One of the areas of the stock market that’s been particularly hit hard in the COVID-19 downturn is real estate investment trusts.
You’re probably familiar with the concerns that contributed to the drop in REIT prices as the economy locked down in March. One important worry has been the trend to work from home. The other has been the difficulties of bricks-and-mortar retail.
For office REITs, remote working during the lockdowns led many companies to consider permanently increasing work from home arrangements. Some analysts believe this will lead to a sharp reduction in demand for office space.
For retail, the fear is that lockdowns will accelerate the movement toward e-commerce as more consumers get comfortable with the convenience and physical distancing of online shopping.
However, it’s important to note that both these trends were already well-established before the pandemic, and there are reasons to question the common wisdom about them.
On the office front, there’s no doubt the move to more remote working is real and office space will be used differently in the future. However, it doesn’t appear offices will be permanently emptied of workers anytime soon.
In a note to clients, TD Equity Research observed that some large tech firms have announced they will allow employees to work from home indefinitely. However, many more companies expect their workforce to return to the office, with more flexible work arrangements in many cases.
The note points to a recent survey of more than 2,300 U.S. office workers by Gensler. It found 70% of office workers want to be in the office for the majority of the week, albeit with increased personal space.
For bricks-and-mortar retail, the situation might not be as gloomy as it seems either.

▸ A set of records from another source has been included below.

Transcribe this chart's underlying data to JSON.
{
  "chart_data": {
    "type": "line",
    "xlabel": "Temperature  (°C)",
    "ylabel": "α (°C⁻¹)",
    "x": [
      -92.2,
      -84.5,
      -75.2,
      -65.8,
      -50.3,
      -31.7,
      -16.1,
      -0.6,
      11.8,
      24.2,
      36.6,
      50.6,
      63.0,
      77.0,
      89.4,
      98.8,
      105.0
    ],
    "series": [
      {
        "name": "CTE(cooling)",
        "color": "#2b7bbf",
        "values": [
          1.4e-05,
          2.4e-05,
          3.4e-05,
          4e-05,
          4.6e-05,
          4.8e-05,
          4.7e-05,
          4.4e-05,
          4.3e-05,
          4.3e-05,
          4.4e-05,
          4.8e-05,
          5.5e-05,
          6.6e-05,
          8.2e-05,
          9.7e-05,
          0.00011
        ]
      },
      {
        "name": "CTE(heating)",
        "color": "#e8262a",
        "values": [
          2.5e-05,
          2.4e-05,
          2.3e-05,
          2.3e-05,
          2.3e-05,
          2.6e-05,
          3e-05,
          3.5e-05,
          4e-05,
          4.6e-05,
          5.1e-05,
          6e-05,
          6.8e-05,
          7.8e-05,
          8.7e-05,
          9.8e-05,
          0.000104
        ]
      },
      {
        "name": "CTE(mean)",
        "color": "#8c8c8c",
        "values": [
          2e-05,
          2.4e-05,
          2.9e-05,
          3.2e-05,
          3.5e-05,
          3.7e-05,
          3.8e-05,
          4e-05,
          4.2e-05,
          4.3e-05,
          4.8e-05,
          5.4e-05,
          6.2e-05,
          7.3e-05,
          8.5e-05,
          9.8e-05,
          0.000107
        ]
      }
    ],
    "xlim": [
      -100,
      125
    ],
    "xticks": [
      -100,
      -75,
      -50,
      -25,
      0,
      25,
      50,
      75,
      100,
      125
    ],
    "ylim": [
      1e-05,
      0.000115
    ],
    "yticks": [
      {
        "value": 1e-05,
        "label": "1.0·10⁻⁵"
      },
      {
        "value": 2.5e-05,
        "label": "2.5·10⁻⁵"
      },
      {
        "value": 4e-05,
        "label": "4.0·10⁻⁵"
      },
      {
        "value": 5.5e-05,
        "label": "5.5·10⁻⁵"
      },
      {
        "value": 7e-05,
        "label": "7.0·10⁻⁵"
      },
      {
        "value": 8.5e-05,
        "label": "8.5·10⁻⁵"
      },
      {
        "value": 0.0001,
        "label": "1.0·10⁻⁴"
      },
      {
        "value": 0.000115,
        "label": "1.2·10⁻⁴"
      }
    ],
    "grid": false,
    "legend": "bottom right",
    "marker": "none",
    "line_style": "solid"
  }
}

For one thing, the household savings rate in the U.S. and Canada has zoomed higher, bolstered by government income supports and limited opportunities for spending. If confidence returns, consumers could head back to the malls in greater numbers than currently believed.
Elsewhere, people still need places to live and manufacturers still need buildings to make stuff in. So residential and industrial REITs should be fine.
Having said that, we don’t make predictions about the future direction of REITs or any other market, nor do we try to figure out whether any particular investment narrative is correct.
Millions of investors are looking at the market each day and judging the amount of risk they need to be compensated for in return for their expected return. They’ve already priced in the threat of work from home and online shopping to REITs, among many other factors.
Overall, the decline in REIT prices reflects a more muddled outlook for the sector and therefore more risk for investors. For us, it’s an opportunity to be rewarded for prudently taking that risk.
How do we do it? This is where rebalancing becomes so important.
The decline in REIT prices means their weight in portfolios will be below the target set for that asset class. Therefore, we should buy REITs to return them to their target allocation.
It’s not about making bets or guesses. It’s about maintaining discipline.